Citi analysts suggest that Labour’s policies are expected to be relatively business-friendly. In a note, they stated, “Historically, the U.K. market tends to be flat on average six months after Labour elections, but meaningfully higher one year later. On a relative basis, the U.K. market has tended to underperform one to two months after Labour wins, while showing decent relative performance 12 months post-election. The domestically oriented FTSE 250 has typically outperformed the FTSE 100 following Labour victories.”
Despite the broad market being considered cheap, Citi noted that U.K. EPS growth is expected to lag behind peers in both 2024 and 2025. “Ultimately, we target a 7% (8700) upside for the FTSE 100 by mid-2025 based on continued EPS growth and mild multiple expansion,” analysts at the U.S. bank said.
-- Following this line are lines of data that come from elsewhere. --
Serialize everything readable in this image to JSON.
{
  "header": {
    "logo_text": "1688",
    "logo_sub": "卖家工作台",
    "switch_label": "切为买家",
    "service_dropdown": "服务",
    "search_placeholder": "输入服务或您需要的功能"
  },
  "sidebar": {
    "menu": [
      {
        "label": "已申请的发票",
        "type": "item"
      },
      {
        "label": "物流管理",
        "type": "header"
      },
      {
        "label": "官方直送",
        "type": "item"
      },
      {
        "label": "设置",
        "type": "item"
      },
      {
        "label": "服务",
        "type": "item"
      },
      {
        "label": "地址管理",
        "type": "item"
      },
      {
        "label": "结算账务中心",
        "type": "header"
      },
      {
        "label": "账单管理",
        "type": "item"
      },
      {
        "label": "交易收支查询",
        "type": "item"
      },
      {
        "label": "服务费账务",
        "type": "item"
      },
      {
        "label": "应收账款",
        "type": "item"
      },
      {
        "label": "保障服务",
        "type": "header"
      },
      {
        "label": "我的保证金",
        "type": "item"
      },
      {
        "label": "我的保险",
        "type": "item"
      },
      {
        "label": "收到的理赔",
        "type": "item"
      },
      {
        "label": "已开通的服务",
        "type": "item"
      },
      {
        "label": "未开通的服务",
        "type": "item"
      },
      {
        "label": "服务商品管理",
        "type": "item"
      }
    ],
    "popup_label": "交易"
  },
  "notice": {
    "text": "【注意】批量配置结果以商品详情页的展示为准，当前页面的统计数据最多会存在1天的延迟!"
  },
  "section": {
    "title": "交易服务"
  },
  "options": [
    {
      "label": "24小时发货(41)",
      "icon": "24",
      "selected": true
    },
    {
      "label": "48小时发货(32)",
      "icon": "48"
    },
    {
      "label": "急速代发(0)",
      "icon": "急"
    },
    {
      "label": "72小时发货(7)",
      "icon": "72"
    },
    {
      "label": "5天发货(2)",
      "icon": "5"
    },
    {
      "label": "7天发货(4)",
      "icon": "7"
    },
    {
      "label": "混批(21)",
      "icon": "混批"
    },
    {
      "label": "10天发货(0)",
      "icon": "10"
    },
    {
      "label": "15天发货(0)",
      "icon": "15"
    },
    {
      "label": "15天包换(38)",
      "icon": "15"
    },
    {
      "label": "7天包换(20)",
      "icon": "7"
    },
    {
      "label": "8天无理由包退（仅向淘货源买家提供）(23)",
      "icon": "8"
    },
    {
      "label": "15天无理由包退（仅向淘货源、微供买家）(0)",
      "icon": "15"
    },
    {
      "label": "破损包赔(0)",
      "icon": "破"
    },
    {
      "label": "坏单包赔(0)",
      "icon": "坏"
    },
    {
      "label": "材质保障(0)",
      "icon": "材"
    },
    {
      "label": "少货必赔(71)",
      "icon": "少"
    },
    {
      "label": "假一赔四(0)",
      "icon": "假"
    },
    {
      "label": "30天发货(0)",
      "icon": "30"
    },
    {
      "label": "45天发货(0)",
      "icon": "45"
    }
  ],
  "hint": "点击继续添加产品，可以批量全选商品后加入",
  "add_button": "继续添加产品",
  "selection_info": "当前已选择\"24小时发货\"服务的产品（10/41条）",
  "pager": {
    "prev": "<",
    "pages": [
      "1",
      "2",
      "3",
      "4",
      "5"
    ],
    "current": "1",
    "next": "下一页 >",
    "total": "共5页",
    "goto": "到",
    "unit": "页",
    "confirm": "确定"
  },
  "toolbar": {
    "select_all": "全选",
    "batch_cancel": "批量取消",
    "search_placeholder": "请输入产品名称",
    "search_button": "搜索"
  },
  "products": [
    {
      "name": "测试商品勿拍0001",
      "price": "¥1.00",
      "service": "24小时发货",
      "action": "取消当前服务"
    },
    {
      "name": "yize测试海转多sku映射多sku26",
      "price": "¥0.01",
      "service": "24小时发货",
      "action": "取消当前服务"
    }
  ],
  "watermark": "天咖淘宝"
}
Citi expressed a preference for the FTSE 250 over the FTSE 100, citing an improving balance of risks for U.K. small and mid-cap stocks (SMID caps), which have underperformed but are expected to see superior EPS growth compared to large caps. SMID caps are also seen as better positioned to benefit from rate cuts and an increase in deal-making. Within the U.K. SMID universe, Citi screens for stocks with domestic exposure that have de-rated year-to-date despite solid fundamentals.
The bank forecasts FTSE 100 EPS growth of +3% in 2024 and +6% in 2025, aligning broadly with consensus. Despite last year’s EPS recession, analyst forecasts up to the end of 2025 do not see U.K. EPS recovering to its 2022 peak. “Our models suggest the U.K. equity market is pricing in more optimistic +15% EPS growth over the next 12 months, though upside remains possible if earnings deliver,” Citi noted.
UBS also commented, highlighting that a stronger pound favors the FTSE 250 over the FTSE 100, as around 75% of FTSE 100 revenues come from outside the U.K., compared to less than 50% for the FTSE 250. They noted that domestic-focused sectors include Real Estate and Utilities, while Materials and Health Care are more international.